The Liberty Flames’ guard has improved from distance every year since he’s played in college basketball, shooting it at 31.9% as a freshman, 38.6% as a sophomore and 40.8% last season. He’s got a chance to reach the 300 mark for his career and should have lights out efficiency yet again.
5. Jordan Bohannon
Bohannon’s been in college basketball since the stone age and has been a three-point shooting stud ever since. Believe it or not, Bohannon’s freshman and sophomore campaigns were still his best overall from both percentage and quantitative measures. Last season he got back to shooting it as he did at the beginning of his career and with the Hawkeyes needing more offense to mend the loss Luka Garza, Bohannon could be in for a massive year. He should reach 400 career threes around the start of the new year.
4. Antoine Davis
Davis might be more known for his overall scoring attributes but the three-point shot is a massive part of his game. His percentage is a bit lower than a lot of the guys on this list but that’s only because of the number of shots he puts up on a nightly basis. The Detroit Mercy star has never attempted less than five threes throughout his three years in college hoops and as a senior will have the brightest green light he’s ever seen.
3. Buddy Boeheim
This one’s fun because Boeheim has gone from surprisingly good as a coach’s son to a legitimate candidate for ACC Player of the Year. He’s reportedly gone to work as a driver and ball-handler, but there’s no conceivable way that the three-point shot won’t still be Boeheim’s biggest asset.

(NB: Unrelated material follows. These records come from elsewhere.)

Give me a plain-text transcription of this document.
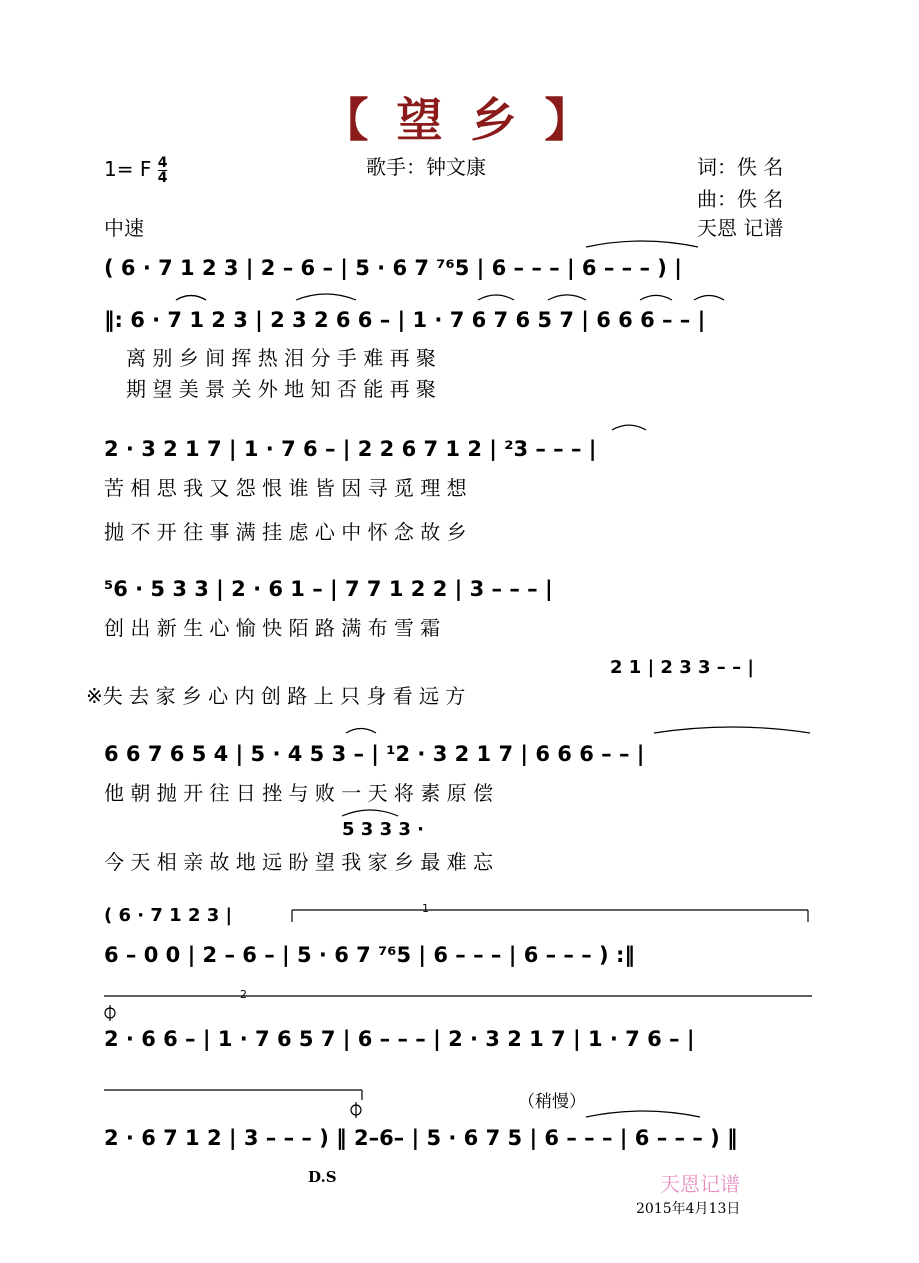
【 望 乡 】
1= F $\frac{4}{4}$	歌手：钟文康	词：佚 名
曲：佚 名
中速	天恩 记谱
( 6 · 7 1 2 3 | 2 – 6 – | 5 · 6 7 ⁷⁶5 | 6 – – – | 6 – – – ) |
‖: 6 · 7 1 2 3 | 2 3 2 6 6 – | 1 · 7 6 7 6 5 7 | 6 6 6 – – |
离 别 乡 间 挥 热 泪 分 手 难 再 聚
期 望 美 景 关 外 地 知 否 能 再 聚
2 · 3 2 1 7 | 1 · 7 6 – | 2 2 6 7 1 2 | ²3 – – – |
苦 相 思 我 又 怨 恨 谁 皆 因 寻 觅 理 想
抛 不 开 往 事 满 挂 虑 心 中 怀 念 故 乡
⁵6 · 5 3 3 | 2 · 6 1 – | 7 7 1 2 2 | 3 – – – |
创 出 新 生 心 愉 快 陌 路 满 布 雪 霜
2 1 | 2 3 3 – – |
※失 去 家 乡 心 内 创 路 上 只 身 看 远 方
6 6 7 6 5 4 | 5 · 4 5 3 – | ¹2 · 3 2 1 7 | 6 6 6 – – |
他 朝 抛 开 往 日 挫 与 败 一 天 将 素 原 偿
5 3 3 3 ·
今 天 相 亲 故 地 远 盼 望 我 家 乡 最 难 忘
( 6 · 7 1 2 3 |
6 – 0 0 | 2 – 6 – | 5 · 6 7 ⁷⁶5 | 6 – – – | 6 – – – ) :‖
2 · 6 6 – | 1 · 7 6 5 7 | 6 – – – | 2 · 3 2 1 7 | 1 · 7 6 – |
2 · 6 7 1 2 | 3 – – – ) ‖ 2–6– | 5 · 6 7 5 | 6 – – – | 6 – – – ) ‖
1
2
（稍慢）
D.S	天恩记谱
2015年4月13日
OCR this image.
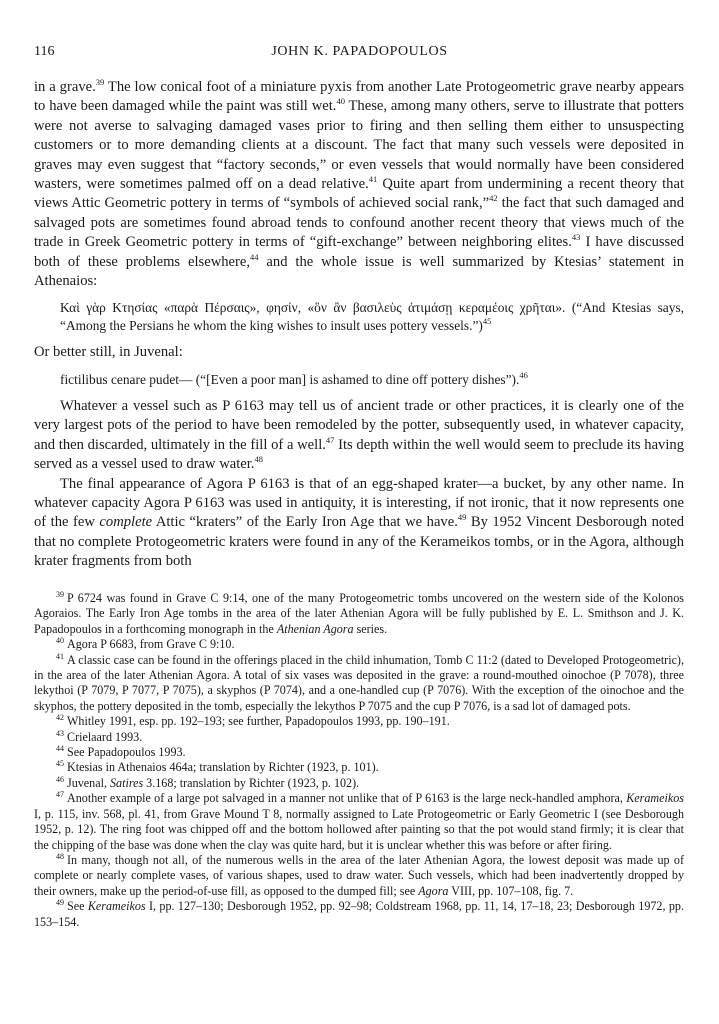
116	JOHN K. PAPADOPOULOS

in a grave.$^{39}$ The low conical foot of a miniature pyxis from another Late Protogeometric grave nearby appears to have been damaged while the paint was still wet.$^{40}$ These, among many others, serve to illustrate that potters were not averse to salvaging damaged vases prior to firing and then selling them either to unsuspecting customers or to more demanding clients at a discount. The fact that many such vessels were deposited in graves may even suggest that “factory seconds,” or even vessels that would normally have been considered wasters, were sometimes palmed off on a dead relative.$^{41}$ Quite apart from undermining a recent theory that views Attic Geometric pottery in terms of “symbols of achieved social rank,”$^{42}$ the fact that such damaged and salvaged pots are sometimes found abroad tends to confound another recent theory that views much of the trade in Greek Geometric pottery in terms of “gift-exchange” between neighboring elites.$^{43}$ I have discussed both of these problems elsewhere,$^{44}$ and the whole issue is well summarized by Ktesias’ statement in Athenaios:

Καὶ γὰρ Κτησίας «παρὰ Πέρσαις», φησίν, «ὃν ἂν βασιλεὺς ἀτιμάσῃ κεραμέοις χρῆται». (“And Ktesias says, “Among the Persians he whom the king wishes to insult uses pottery vessels.”)$^{45}$

Or better still, in Juvenal:

fictilibus cenare pudet— (“[Even a poor man] is ashamed to dine off pottery dishes”).$^{46}$

Whatever a vessel such as P 6163 may tell us of ancient trade or other practices, it is clearly one of the very largest pots of the period to have been remodeled by the potter, subsequently used, in whatever capacity, and then discarded, ultimately in the fill of a well.$^{47}$ Its depth within the well would seem to preclude its having served as a vessel used to draw water.$^{48}$

The final appearance of Agora P 6163 is that of an egg-shaped krater—a bucket, by any other name. In whatever capacity Agora P 6163 was used in antiquity, it is interesting, if not ironic, that it now represents one of the few complete Attic “kraters” of the Early Iron Age that we have.$^{49}$ By 1952 Vincent Desborough noted that no complete Protogeometric kraters were found in any of the Kerameikos tombs, or in the Agora, although krater fragments from both

$^{39}$ P 6724 was found in Grave C 9:14, one of the many Protogeometric tombs uncovered on the western side of the Kolonos Agoraios. The Early Iron Age tombs in the area of the later Athenian Agora will be fully published by E. L. Smithson and J. K. Papadopoulos in a forthcoming monograph in the Athenian Agora series.

$^{40}$ Agora P 6683, from Grave C 9:10.

$^{41}$ A classic case can be found in the offerings placed in the child inhumation, Tomb C 11:2 (dated to Developed Protogeometric), in the area of the later Athenian Agora. A total of six vases was deposited in the grave: a round-mouthed oinochoe (P 7078), three lekythoi (P 7079, P 7077, P 7075), a skyphos (P 7074), and a one-handled cup (P 7076). With the exception of the oinochoe and the skyphos, the pottery deposited in the tomb, especially the lekythos P 7075 and the cup P 7076, is a sad lot of damaged pots.

$^{42}$ Whitley 1991, esp. pp. 192–193; see further, Papadopoulos 1993, pp. 190–191.

$^{43}$ Crielaard 1993.

$^{44}$ See Papadopoulos 1993.

$^{45}$ Ktesias in Athenaios 464a; translation by Richter (1923, p. 101).

$^{46}$ Juvenal, Satires 3.168; translation by Richter (1923, p. 102).

$^{47}$ Another example of a large pot salvaged in a manner not unlike that of P 6163 is the large neck-handled amphora, Kerameikos I, p. 115, inv. 568, pl. 41, from Grave Mound T 8, normally assigned to Late Protogeometric or Early Geometric I (see Desborough 1952, p. 12). The ring foot was chipped off and the bottom hollowed after painting so that the pot would stand firmly; it is clear that the chipping of the base was done when the clay was quite hard, but it is unclear whether this was before or after firing.

$^{48}$ In many, though not all, of the numerous wells in the area of the later Athenian Agora, the lowest deposit was made up of complete or nearly complete vases, of various shapes, used to draw water. Such vessels, which had been inadvertently dropped by their owners, make up the period-of-use fill, as opposed to the dumped fill; see Agora VIII, pp. 107–108, fig. 7.

$^{49}$ See Kerameikos I, pp. 127–130; Desborough 1952, pp. 92–98; Coldstream 1968, pp. 11, 14, 17–18, 23; Desborough 1972, pp. 153–154.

Buddy Boeheim has noticeably tightened his handle. Looks far more comfortable creating off the dribble and initiating things. Becoming a more complete player.
— Jon Rothstein (@JonRothstein) October 5, 2021
Buddy’s percentage has gone up each year and with another sniper in Cole Swider joining the Orange party, even more open looks will come his way.
2. Alex Barcello
Barcello might not get the hype Jimmer Fredette earned at BYU, and to be fair, he’s not the same type of three-point hoister that Jimmer was. However, from the standpoint of a knockdown shooter, there might not be any better in college basketball. Barcello has neared 50% from downtown each of his last two seasons at BYU and it should be a third as a fifth-year senior. He’s also an exceptional passer and rebounder for his size, but Barcello’s biggest asset is his long-range ability.
1. Max Abmas
Three games turned Abmas into a household name last March and he’s ready for more. ‘Midcourt Max’ proved to the world his case for the best shooter in college basketball.

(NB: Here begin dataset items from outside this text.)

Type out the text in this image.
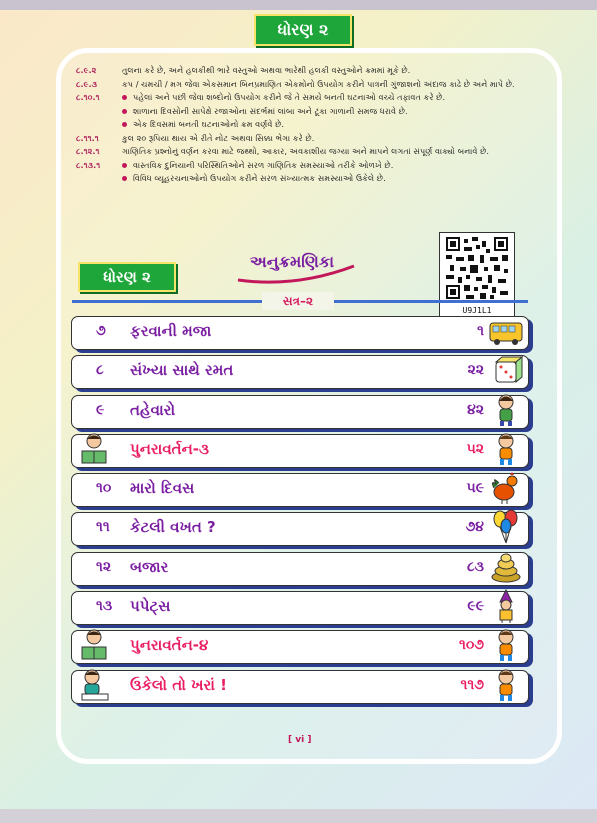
ધોરણ ૨
૮.૯.૨	તુલના કરે છે, અને હલકીથી ભારે વસ્તુઓ અથવા ભારેથી હલકી વસ્તુઓને ક્રમમાં મૂકે છે.
૮.૯.૩	કપ / ચમચી / મગ જેવા એકસમાન બિનપ્રમાણિત એકમોનો ઉપયોગ કરીને પાત્રની ગુંજાશનો અંદાજ કાઢે છે અને માપે છે.
૮.૧૦.૧	પહેલાં અને પછી જેવા શબ્દોનો ઉપયોગ કરીને જે તે સમયે બનતી ઘટનાઓ વચ્ચે તફાવત કરે છે.
શાળાના દિવસોની સાપેક્ષે રજાઓના સંદર્ભમાં લાંબા અને ટૂંકા ગાળાની સમજ ધરાવે છે.
એક દિવસમાં બનતી ઘટનાઓનો ક્રમ વર્ણવે છે.
૮.૧૧.૧	કુલ ૨૦ રૂપિયા થાય એ રીતે નોટ અથવા સિક્કા ભેગા કરે છે.
૮.૧૨.૧	ગાણિતિક પ્રશ્નોનું વર્ણન કરવા માટે જથ્થો, આકાર, અવકાશીય જગ્યા અને માપને લગતાં સંપૂર્ણ વાક્યો બનાવે છે.
૮.૧૩.૧	વાસ્તવિક દુનિયાની પરિસ્થિતિઓને સરળ ગાણિતિક સમસ્યાઓ તરીકે ઓળખે છે.
વિવિધ વ્યૂહરચનાઓનો ઉપયોગ કરીને સરળ સંખ્યાત્મક સમસ્યાઓ ઉકેલે છે.
U9J1L1
ધોરણ ૨
અનુક્રમણિકા
સત્ર–૨
૭ ફરવાની મજા	૧
૮ સંખ્યા સાથે રમત	૨૨
૯ તહેવારો	૪૨
પુનરાવર્તન-૩	૫૨
૧૦ મારો દિવસ	૫૯
૧૧ કેટલી વખત ?	૭૪
૧૨ બજાર	૮૩
૧૩ પપેટ્સ	૯૯
પુનરાવર્તન-૪	૧૦૭
ઉકેલો તો ખરાં !	૧૧૭
[ vi ]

On the season he hit 101 threes at a 43.3% rate. Abmas hit seven threes on three occasions last season and that could go up this year with Kevin Obanor gone to Texas Tech. There’s also something better about watching the small guard destroy powerhouse teams with his somewhat unconventional release. If you’re better on one guy to hit a massive number – say 125 or even 150 threes – on the season, fill in Abmas as choice ‘A’.